How do I rearrange this equation to solve for B?

[martine]

I'm almost a bit ashamed to ask, but for some reason I'm stuck. Being a bit thick today I guess.

Given is an empirical relationship
A = 1.27*B^0.45
A = given. Say 2.5

What is B?

For some reason, if I take a random but plausible B and calculate A, I get a different result then when I take the resultant A and try to result at the B I just made up. Either I can't rearrange equations anymore, or this relationship only works in one direction. Sounds silly...

Help, please?

 

[HallsofIvy]

It would have helped if you had shown exactly what numbers you used and what numbers you got.

If, for example, we take B= 5, then A= 1.27(5^.45)= 1.27(2.0632)= 2.6202. Going the other way, if A= 2.6202, then 2.6202= 1.27(B^.45) so B^.45= 2.6202/1.27= 2.0632 and then B= (2.0632)^(1/.45)= 2.0632^2.222= 4.999 which rounds to 5.

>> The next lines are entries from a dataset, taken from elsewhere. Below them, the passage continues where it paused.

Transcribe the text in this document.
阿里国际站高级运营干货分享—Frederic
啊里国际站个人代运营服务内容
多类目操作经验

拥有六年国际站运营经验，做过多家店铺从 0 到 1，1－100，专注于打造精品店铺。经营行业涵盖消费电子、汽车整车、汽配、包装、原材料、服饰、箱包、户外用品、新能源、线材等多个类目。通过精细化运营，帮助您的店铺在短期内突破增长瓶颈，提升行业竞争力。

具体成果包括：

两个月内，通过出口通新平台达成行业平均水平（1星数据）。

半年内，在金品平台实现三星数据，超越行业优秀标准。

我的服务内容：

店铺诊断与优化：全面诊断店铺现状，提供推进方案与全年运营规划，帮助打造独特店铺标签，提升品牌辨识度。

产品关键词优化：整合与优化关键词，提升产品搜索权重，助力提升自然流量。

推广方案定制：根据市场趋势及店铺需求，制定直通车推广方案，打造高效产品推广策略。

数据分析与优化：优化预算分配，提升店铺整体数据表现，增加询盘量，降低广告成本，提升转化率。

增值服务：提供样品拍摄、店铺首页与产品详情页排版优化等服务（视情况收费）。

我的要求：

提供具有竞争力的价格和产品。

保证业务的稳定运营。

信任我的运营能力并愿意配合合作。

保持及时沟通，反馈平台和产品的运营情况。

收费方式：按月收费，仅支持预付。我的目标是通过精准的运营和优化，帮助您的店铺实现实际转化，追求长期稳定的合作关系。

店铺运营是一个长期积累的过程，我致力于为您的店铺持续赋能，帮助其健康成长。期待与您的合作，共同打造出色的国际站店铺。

That rounding may be what you are talking about. Even if you use a calculator which shows, say 10 decimal places, it is working, internally, to several more decimal places so you can't expect to get exactly what you started with- it should be the same up to the last one or two decimal places, however.

 

[arildno]

Suppose you have the equation:

A=C*B^d.

Then, B, in terms of the other numbers is:
B=(A/C)^(1/d)

 

[rhit2013]

Simple.
Take 2.5/1.27 and get 1.969
Take 1.969 and raise it to the (1/.45).
You get 4.507.